1/2*K*X^2=1/2*M*V2^2 - 1/2*M*V1^2 ----> V1 = sqrt (M*V2^2 - K*X^2)/M

using V2 = 3.1 m/s
X = 0.2 m

V1= 2.66 m/s

is this correct?

That's the right idea, but a little inaccurate. You are given data to three significant figures. Keep 4 sig figures through all your working, and write the final answers to three.

Edit: just noticed you wrote x=.2 in your last post. The given value was .225.

 

[Elvis 123456789]

That's the right idea, but a little inaccurate. You are given data to three significant figures. Keep 4 sig figures through all your working, and write the final answers to three.

Edit: just noticed you wrote x=.2 in your last post. The given value was .225.

oh yah, i mixed up the 0.2 for another problem I was looking at, i meant 0.255.

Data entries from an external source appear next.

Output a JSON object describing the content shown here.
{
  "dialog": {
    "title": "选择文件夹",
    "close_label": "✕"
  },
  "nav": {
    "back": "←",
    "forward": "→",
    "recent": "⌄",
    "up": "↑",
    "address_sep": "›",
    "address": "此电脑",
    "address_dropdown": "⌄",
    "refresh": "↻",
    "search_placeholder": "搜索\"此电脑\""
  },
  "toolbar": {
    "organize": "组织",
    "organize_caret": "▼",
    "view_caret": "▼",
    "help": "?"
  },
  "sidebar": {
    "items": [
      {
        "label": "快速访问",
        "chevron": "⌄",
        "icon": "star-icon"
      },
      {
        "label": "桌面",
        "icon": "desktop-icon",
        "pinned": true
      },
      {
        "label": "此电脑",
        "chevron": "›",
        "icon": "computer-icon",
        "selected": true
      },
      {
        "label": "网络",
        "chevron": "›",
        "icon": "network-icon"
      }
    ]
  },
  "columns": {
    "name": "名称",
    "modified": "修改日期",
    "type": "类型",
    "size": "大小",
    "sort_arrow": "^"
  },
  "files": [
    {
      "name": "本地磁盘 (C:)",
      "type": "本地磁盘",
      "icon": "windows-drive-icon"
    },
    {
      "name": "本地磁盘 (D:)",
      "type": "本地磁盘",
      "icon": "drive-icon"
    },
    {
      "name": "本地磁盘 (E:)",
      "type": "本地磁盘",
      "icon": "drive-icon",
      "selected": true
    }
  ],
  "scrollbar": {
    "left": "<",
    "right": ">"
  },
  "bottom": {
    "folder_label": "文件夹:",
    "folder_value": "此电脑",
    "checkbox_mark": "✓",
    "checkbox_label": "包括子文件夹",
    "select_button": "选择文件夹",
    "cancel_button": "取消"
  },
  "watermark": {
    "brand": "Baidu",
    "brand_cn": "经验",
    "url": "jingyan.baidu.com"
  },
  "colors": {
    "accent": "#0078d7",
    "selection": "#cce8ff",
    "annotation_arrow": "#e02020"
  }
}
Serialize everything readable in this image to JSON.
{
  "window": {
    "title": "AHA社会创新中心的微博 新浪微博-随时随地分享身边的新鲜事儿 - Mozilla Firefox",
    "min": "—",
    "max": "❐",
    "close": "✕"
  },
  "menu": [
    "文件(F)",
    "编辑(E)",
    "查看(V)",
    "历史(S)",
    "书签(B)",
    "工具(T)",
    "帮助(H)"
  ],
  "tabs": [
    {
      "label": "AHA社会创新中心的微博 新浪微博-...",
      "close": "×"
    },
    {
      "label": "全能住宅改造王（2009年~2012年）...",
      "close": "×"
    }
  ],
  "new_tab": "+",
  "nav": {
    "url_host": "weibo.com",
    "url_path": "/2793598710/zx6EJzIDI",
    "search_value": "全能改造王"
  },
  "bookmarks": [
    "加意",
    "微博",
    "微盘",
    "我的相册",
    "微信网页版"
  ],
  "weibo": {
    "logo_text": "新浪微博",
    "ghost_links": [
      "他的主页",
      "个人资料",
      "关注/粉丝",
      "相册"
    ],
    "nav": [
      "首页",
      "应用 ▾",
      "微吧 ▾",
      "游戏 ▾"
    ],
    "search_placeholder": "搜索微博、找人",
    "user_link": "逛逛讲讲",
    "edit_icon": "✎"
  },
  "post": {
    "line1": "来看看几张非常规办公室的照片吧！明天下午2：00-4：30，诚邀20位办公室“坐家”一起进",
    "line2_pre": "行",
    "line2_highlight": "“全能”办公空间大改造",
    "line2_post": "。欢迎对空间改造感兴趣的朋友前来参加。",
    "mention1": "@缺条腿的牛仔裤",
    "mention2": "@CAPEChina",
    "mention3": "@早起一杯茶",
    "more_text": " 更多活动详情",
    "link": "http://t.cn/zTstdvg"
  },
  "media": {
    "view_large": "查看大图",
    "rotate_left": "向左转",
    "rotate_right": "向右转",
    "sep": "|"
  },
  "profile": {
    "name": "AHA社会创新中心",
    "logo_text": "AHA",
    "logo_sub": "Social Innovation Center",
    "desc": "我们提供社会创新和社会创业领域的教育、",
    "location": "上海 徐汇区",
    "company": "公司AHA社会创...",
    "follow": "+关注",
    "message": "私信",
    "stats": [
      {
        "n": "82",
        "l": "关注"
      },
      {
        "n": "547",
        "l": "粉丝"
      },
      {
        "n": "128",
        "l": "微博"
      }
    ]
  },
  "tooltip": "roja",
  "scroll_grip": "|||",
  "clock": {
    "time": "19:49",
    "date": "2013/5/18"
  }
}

Do you think you can clarify a little bit more on why what i did the first time was wrong. Like why did it work for the first part and not the second.

 

[haruspex]

oh yah, i mixed up the 0.2 for another problem I was looking at, i meant 0.255.

Do you think you can clarify a little bit more on why what i did the first time was wrong. Like why did it work for the first part and not the second.

Consider two different extension of a spring, x and y. In your first approach you took the difference in energies as $\frac 12k(y-x)^2$. But the energy difference is clearly $\frac 12k(y^2-x^2)$. Are they the same?

 

[Elvis 123456789]

Consider two different extension of a spring, x and y. In your first approach you took the difference in energies as $\frac 12k(y-x)^2$. But the energy difference is clearly $\frac 12k(y^2-x^2)$. Are they the same?

oh ok I see. So whenever I am to obtain the distance traveled by the spring, I take the difference of the squares with respect to the initial position?

 

[haruspex]

oh ok I see. So whenever I am to obtain the distance traveled by the spring, I take the difference of the squares with respect to the initial position?

For energy, yes. Not for difference in force, obviously.

 

[Elvis 123456789]

For energy, yes. Not for difference in force, obviously.

ok I see. Thanks for the help haruspex!